Due to non availability of tests, serum antibodies to ds-DNA, serum levels of C3, C2 and C4 and immunofluoroscent test on skin biopsy could not be done.

The patient was put on treatment with ampicillin and gentamicin for 10 days and prednisolone was continued for 2 weeks. After treatment the lesions healed with hypo-pigmented depressed scars but telangiectasia still persisted at places. Ten days after withdrawl of steroids similar lesions appeared on face, hands and feet (Fig. 2). The patient was put on injection methyl prednisolone for 3 days followed by maintenance therapy of pred-nisolone. There was improvement in skin rash.

Fig. 1. Photograph showing erythematous, maculo-popular, telangiectatic eruption on the forehead, ears and butterfly area of the cheeks. Both lips are covered with thick hemorrhagic crusts

Fig. 2. Photograph showing healed lesions with depressed, hypopigmented scars over cheeks, forehead and discrete lesions oven the bridge of nose.

 Discussion

Systemic lupus erythematosus character-istically affects many organ systems and is associated with a variety of immune pheno-mena. Diagnosis of SLE is usually made if any four or more of the eleven criteria are present(1). In the present case five criteria were present in the form of malar rash, discoid rash, photosensitivity, oral ulcers and thrombo-cytopenia.

Cutaneous involvement is usually the predominant feature of antinuclear antibody negative SLE(2). In our case also cuteneous involvement was marked and antinuclear antibodies were negative. Cutaneous lesions were localized to scalp, face, palms and soles. In a series of 40 cases reported from Lahore, skin lesions were noted in 85% of cases but palmar erythema was rare and antinuclear antibodies were positive in 80% of cases(3). However, in the present case palmar erythema was marked and antinuclear antibodies were negative.

In another series of ANA negative patients with SLE cutaneous symptoms were infrequent while thrombocytopenia and positive VDRL test were a frequent finding(4).
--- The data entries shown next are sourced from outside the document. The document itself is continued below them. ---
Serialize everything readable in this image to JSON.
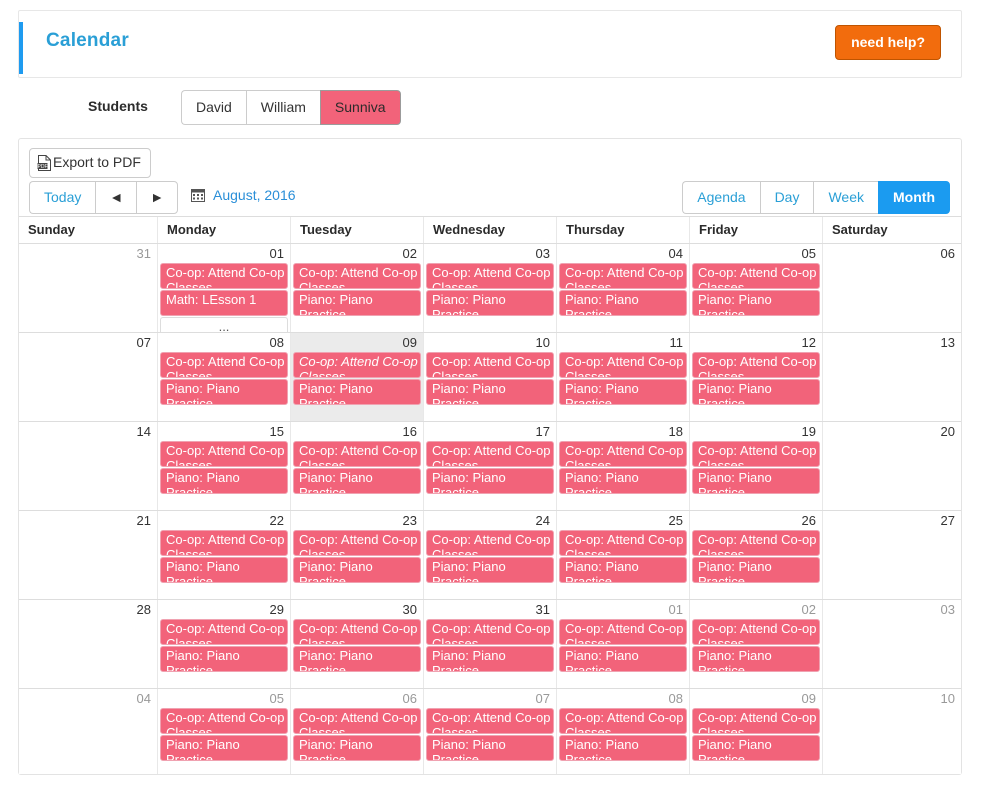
{
  "header": {
    "title": "Calendar",
    "help_button": "need help?",
    "accent_color": "#1e9bf0",
    "help_color": "#f26c0d"
  },
  "students": {
    "label": "Students",
    "items": [
      {
        "name": "David",
        "active": false
      },
      {
        "name": "William",
        "active": false
      },
      {
        "name": "Sunniva",
        "active": true
      }
    ],
    "active_color": "#f2637a"
  },
  "toolbar": {
    "export_label": "Export to PDF",
    "export_icon": "pdf-icon",
    "export_icon_text": "PDF",
    "today_label": "Today",
    "prev_label": "◄",
    "next_label": "►",
    "month_label": "August, 2016",
    "calendar_icon": "calendar-icon",
    "views": [
      {
        "label": "Agenda",
        "active": false
      },
      {
        "label": "Day",
        "active": false
      },
      {
        "label": "Week",
        "active": false
      },
      {
        "label": "Month",
        "active": true
      }
    ],
    "active_view_color": "#1b9bf0"
  },
  "calendar": {
    "day_headers": [
      "Sunday",
      "Monday",
      "Tuesday",
      "Wednesday",
      "Thursday",
      "Friday",
      "Saturday"
    ],
    "event_color": "#f2637a",
    "event_border_color": "#f0a2b1",
    "today_bg": "#ebebeb",
    "labels": {
      "coop": "Co-op: Attend Co-op Classes",
      "piano": "Piano: Piano Practice",
      "math": "Math: LEsson 1",
      "more": "..."
    },
    "weeks": [
      {
        "days": [
          {
            "num": "31",
            "other": true,
            "today": false,
            "events": []
          },
          {
            "num": "01",
            "other": false,
            "today": false,
            "events": [
              {
                "text": "Co-op: Attend Co-op Classes",
                "italic": false
              },
              {
                "text": "Math: LEsson 1",
                "italic": false
              }
            ],
            "more": "..."
          },
          {
            "num": "02",
            "other": false,
            "today": false,
            "events": [
              {
                "text": "Co-op: Attend Co-op Classes",
                "italic": false
              },
              {
                "text": "Piano: Piano Practice",
                "italic": false
              }
            ]
          },
          {
            "num": "03",
            "other": false,
            "today": false,
            "events": [
              {
                "text": "Co-op: Attend Co-op Classes",
                "italic": false
              },
              {
                "text": "Piano: Piano Practice",
                "italic": false
              }
            ]
          },
          {
            "num": "04",
            "other": false,
            "today": false,
            "events": [
              {
                "text": "Co-op: Attend Co-op Classes",
                "italic": false
              },
              {
                "text": "Piano: Piano Practice",
                "italic": false
              }
            ]
          },
          {
            "num": "05",
            "other": false,
            "today": false,
            "events": [
              {
                "text": "Co-op: Attend Co-op Classes",
                "italic": false
              },
              {
                "text": "Piano: Piano Practice",
                "italic": false
              }
            ]
          },
          {
            "num": "06",
            "other": false,
            "today": false,
            "events": []
          }
        ]
      },
      {
        "days": [
          {
            "num": "07",
            "other": false,
            "today": false,
            "events": []
          },
          {
            "num": "08",
            "other": false,
            "today": false,
            "events": [
              {
                "text": "Co-op: Attend Co-op Classes",
                "italic": false
              },
              {
                "text": "Piano: Piano Practice",
                "italic": false
              }
            ]
          },
          {
            "num": "09",
            "other": false,
            "today": true,
            "events": [
              {
                "text": "Co-op: Attend Co-op Classes",
                "italic": true
              },
              {
                "text": "Piano: Piano Practice",
                "italic": false
              }
            ]
          },
          {
            "num": "10",
            "other": false,
            "today": false,
            "events": [
              {
                "text": "Co-op: Attend Co-op Classes",
                "italic": false
              },
              {
                "text": "Piano: Piano Practice",
                "italic": false
              }
            ]
          },
          {
            "num": "11",
            "other": false,
            "today": false,
            "events": [
              {
                "text": "Co-op: Attend Co-op Classes",
                "italic": false
              },
              {
                "text": "Piano: Piano Practice",
                "italic": false
              }
            ]
          },
          {
            "num": "12",
            "other": false,
            "today": false,
            "events": [
              {
                "text": "Co-op: Attend Co-op Classes",
                "italic": false
              },
              {
                "text": "Piano: Piano Practice",
                "italic": false
              }
            ]
          },
          {
            "num": "13",
            "other": false,
            "today": false,
            "events": []
          }
        ]
      },
      {
        "days": [
          {
            "num": "14",
            "other": false,
            "today": false,
            "events": []
          },
          {
            "num": "15",
            "other": false,
            "today": false,
            "events": [
              {
                "text": "Co-op: Attend Co-op Classes",
                "italic": false
              },
              {
                "text": "Piano: Piano Practice",
                "italic": false
              }
            ]
          },
          {
            "num": "16",
            "other": false,
            "today": false,
            "events": [
              {
                "text": "Co-op: Attend Co-op Classes",
                "italic": false
              },
              {
                "text": "Piano: Piano Practice",
                "italic": false
              }
            ]
          },
          {
            "num": "17",
            "other": false,
            "today": false,
            "events": [
              {
                "text": "Co-op: Attend Co-op Classes",
                "italic": false
              },
              {
                "text": "Piano: Piano Practice",
                "italic": false
              }
            ]
          },
          {
            "num": "18",
            "other": false,
            "today": false,
            "events": [
              {
                "text": "Co-op: Attend Co-op Classes",
                "italic": false
              },
              {
                "text": "Piano: Piano Practice",
                "italic": false
              }
            ]
          },
          {
            "num": "19",
            "other": false,
            "today": false,
            "events": [
              {
                "text": "Co-op: Attend Co-op Classes",
                "italic": false
              },
              {
                "text": "Piano: Piano Practice",
                "italic": false
              }
            ]
          },
          {
            "num": "20",
            "other": false,
            "today": false,
            "events": []
          }
        ]
      },
      {
        "days": [
          {
            "num": "21",
            "other": false,
            "today": false,
            "events": []
          },
          {
            "num": "22",
            "other": false,
            "today": false,
            "events": [
              {
                "text": "Co-op: Attend Co-op Classes",
                "italic": false
              },
              {
                "text": "Piano: Piano Practice",
                "italic": false
              }
            ]
          },
          {
            "num": "23",
            "other": false,
            "today": false,
            "events": [
              {
                "text": "Co-op: Attend Co-op Classes",
                "italic": false
              },
              {
                "text": "Piano: Piano Practice",
                "italic": false
              }
            ]
          },
          {
            "num": "24",
            "other": false,
            "today": false,
            "events": [
              {
                "text": "Co-op: Attend Co-op Classes",
                "italic": false
              },
              {
                "text": "Piano: Piano Practice",
                "italic": false
              }
            ]
          },
          {
            "num": "25",
            "other": false,
            "today": false,
            "events": [
              {
                "text": "Co-op: Attend Co-op Classes",
                "italic": false
              },
              {
                "text": "Piano: Piano Practice",
                "italic": false
              }
            ]
          },
          {
            "num": "26",
            "other": false,
            "today": false,
            "events": [
              {
                "text": "Co-op: Attend Co-op Classes",
                "italic": false
              },
              {
                "text": "Piano: Piano Practice",
                "italic": false
              }
            ]
          },
          {
            "num": "27",
            "other": false,
            "today": false,
            "events": []
          }
        ]
      },
      {
        "days": [
          {
            "num": "28",
            "other": false,
            "today": false,
            "events": []
          },
          {
            "num": "29",
            "other": false,
            "today": false,
            "events": [
              {
                "text": "Co-op: Attend Co-op Classes",
                "italic": false
              },
              {
                "text": "Piano: Piano Practice",
                "italic": false
              }
            ]
          },
          {
            "num": "30",
            "other": false,
            "today": false,
            "events": [
              {
                "text": "Co-op: Attend Co-op Classes",
                "italic": false
              },
              {
                "text": "Piano: Piano Practice",
                "italic": false
              }
            ]
          },
          {
            "num": "31",
            "other": false,
            "today": false,
            "events": [
              {
                "text": "Co-op: Attend Co-op Classes",
                "italic": false
              },
              {
                "text": "Piano: Piano Practice",
                "italic": false
              }
            ]
          },
          {
            "num": "01",
            "other": true,
            "today": false,
            "events": [
              {
                "text": "Co-op: Attend Co-op Classes",
                "italic": false
              },
              {
                "text": "Piano: Piano Practice",
                "italic": false
              }
            ]
          },
          {
            "num": "02",
            "other": true,
            "today": false,
            "events": [
              {
                "text": "Co-op: Attend Co-op Classes",
                "italic": false
              },
              {
                "text": "Piano: Piano Practice",
                "italic": false
              }
            ]
          },
          {
            "num": "03",
            "other": true,
            "today": false,
            "events": []
          }
        ]
      },
      {
        "days": [
          {
            "num": "04",
            "other": true,
            "today": false,
            "events": []
          },
          {
            "num": "05",
            "other": true,
            "today": false,
            "events": [
              {
                "text": "Co-op: Attend Co-op Classes",
                "italic": false
              },
              {
                "text": "Piano: Piano Practice",
                "italic": false
              }
            ]
          },
          {
            "num": "06",
            "other": true,
            "today": false,
            "events": [
              {
                "text": "Co-op: Attend Co-op Classes",
                "italic": false
              },
              {
                "text": "Piano: Piano Practice",
                "italic": false
              }
            ]
          },
          {
            "num": "07",
            "other": true,
            "today": false,
            "events": [
              {
                "text": "Co-op: Attend Co-op Classes",
                "italic": false
              },
              {
                "text": "Piano: Piano Practice",
                "italic": false
              }
            ]
          },
          {
            "num": "08",
            "other": true,
            "today": false,
            "events": [
              {
                "text": "Co-op: Attend Co-op Classes",
                "italic": false
              },
              {
                "text": "Piano: Piano Practice",
                "italic": false
              }
            ]
          },
          {
            "num": "09",
            "other": true,
            "today": false,
            "events": [
              {
                "text": "Co-op: Attend Co-op Classes",
                "italic": false
              },
              {
                "text": "Piano: Piano Practice",
                "italic": false
              }
            ]
          },
          {
            "num": "10",
            "other": true,
            "today": false,
            "events": []
          }
        ]
      }
    ]
  }
}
In the present case thrombocytopenia was present and VDRL test was weakly positive.

Other features reported in ANA negative SLE are hair fall, Raynaud’s phenomenon, recurrent oral ulcers, lupus nephritis, oculo-motor palsy and penile ulcer(5-7).

ANA negative SLE patients may show antibodies to double stranded DNA (anti ds DNA)(8). Similarly, in few cases of lupus, negative serological tests do not always exclude SLE as these tests may become positive at a later period(9).

 References
  1. Tan EM, Cohen AS, Fries JF. The 1982 revised criteria for the classification of SLE. Arthritis Rheum 1982; 25: 1271-1274.
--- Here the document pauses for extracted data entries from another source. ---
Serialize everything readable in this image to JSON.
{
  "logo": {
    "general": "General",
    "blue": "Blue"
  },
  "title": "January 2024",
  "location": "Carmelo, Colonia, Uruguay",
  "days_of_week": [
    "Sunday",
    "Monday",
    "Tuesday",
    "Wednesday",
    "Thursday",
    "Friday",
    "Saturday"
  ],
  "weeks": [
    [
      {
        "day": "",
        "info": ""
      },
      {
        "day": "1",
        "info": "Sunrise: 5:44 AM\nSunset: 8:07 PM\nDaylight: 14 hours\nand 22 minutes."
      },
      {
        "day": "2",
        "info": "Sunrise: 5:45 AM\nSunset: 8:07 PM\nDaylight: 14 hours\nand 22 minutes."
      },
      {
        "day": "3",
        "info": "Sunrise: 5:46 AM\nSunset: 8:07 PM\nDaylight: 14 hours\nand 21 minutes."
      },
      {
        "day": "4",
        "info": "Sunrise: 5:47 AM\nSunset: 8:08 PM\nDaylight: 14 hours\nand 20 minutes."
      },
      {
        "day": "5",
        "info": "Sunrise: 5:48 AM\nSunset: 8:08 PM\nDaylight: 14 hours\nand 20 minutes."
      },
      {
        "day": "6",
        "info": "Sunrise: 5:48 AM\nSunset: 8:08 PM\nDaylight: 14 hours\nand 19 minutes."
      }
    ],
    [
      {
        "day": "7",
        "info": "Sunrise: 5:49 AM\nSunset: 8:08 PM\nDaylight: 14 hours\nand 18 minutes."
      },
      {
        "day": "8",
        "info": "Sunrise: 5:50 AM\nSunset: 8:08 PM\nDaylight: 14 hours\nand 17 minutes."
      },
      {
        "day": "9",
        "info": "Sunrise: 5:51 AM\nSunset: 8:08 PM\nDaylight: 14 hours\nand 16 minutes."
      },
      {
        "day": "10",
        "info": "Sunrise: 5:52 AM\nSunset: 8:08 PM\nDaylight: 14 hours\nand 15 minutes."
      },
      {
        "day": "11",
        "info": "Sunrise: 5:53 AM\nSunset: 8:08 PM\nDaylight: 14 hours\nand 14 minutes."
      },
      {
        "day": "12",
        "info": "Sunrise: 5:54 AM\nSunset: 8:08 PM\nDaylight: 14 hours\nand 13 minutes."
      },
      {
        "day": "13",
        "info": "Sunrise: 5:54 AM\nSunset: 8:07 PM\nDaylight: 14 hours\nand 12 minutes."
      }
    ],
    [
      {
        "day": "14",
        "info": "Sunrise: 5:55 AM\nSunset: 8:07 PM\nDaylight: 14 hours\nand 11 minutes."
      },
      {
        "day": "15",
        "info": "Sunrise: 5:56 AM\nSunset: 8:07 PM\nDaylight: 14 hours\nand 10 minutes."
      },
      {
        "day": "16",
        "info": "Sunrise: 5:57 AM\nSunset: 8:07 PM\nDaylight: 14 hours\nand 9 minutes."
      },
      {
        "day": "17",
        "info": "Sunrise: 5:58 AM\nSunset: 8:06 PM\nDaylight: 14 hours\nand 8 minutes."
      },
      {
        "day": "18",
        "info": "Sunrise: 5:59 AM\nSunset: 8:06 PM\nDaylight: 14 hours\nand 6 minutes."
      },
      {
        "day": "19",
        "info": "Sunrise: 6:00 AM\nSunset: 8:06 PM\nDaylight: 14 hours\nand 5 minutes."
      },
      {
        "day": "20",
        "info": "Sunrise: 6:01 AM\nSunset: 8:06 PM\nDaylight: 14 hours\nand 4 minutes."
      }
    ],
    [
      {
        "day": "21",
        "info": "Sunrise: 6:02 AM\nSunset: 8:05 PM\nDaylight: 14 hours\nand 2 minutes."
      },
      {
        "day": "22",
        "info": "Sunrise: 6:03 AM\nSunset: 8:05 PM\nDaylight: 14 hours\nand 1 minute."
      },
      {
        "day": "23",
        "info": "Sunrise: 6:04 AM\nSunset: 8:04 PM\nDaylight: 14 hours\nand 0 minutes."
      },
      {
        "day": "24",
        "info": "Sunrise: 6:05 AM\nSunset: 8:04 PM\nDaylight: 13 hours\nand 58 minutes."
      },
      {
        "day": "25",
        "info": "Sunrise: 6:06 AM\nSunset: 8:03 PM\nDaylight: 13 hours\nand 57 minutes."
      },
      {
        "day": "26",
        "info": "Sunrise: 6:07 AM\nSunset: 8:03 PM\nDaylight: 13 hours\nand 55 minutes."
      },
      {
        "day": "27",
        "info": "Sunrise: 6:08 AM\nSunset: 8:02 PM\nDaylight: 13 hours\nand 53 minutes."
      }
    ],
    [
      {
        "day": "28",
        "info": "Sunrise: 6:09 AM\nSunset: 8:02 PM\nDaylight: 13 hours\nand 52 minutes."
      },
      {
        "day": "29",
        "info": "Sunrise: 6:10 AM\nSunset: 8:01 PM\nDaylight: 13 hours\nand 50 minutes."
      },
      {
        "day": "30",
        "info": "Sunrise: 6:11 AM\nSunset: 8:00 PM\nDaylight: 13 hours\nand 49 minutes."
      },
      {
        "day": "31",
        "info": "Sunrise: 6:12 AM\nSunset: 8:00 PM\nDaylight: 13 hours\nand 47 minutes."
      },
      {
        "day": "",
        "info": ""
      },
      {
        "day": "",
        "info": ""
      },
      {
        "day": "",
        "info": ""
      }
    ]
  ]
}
  2. Rowell NR, Goodfield MJD. The connective tissue diseases. In: Textbook of Dermatology, 6th edn. Eds. Champion RH, Burton JL, Burns DA, Breathnach SM. London, Blackwell Science, 1998; pp 2461-2499.

  3. Kapadia N, Haroon TS. Cutaneous mani-festations of systemic lupus erythematosus: Study from Lahore, Pakistan. Int J Dermatol 1996; 35: 408-409.

  4. Meyer O, Piette JC, Bourgeois P, Fallas P, Bletry O, Jungers P, et al. Anti phospholipid antibodies: A disease marker in 25 patients with antinuclear antibody negative systemic lupus erythematosus. Comparison with a group of 91 patients with antinuclear antibody positive SLE. J Rheumatol 1987; 14: 502-506.

  5. Fessel WJ. ANA negative systemic lupus erythematosus. Am J Med 1978; 64: 80-86.

  6. Sircar S, Taneja VA, Kansra U. ANA negative SLE presenting with nephritis and oculomotor palsy. Indian J Pathol Microbiol 1997; 40: 539-542.

  7. Osawa H, Yamabe H, Ozawa K, Fukushi K, Inuma H, Miyata M, et al. A case of antinuclear antibody negative systemic lupus eryhtematosus associated with penile ulcer. Clin Rheumatol 1993; 12: 405-409.

  8. McHardy KC, Horne CH, Rennie J. Antinuclear antibody negative systemic lupus erythemato-sus: How common? J Clin Pathol 1982; 35: 1118-1121.

  9. Bohan A. Seronegative systemic lupus erythe-matosus. J Rheumatol 1979; 6: 535-540.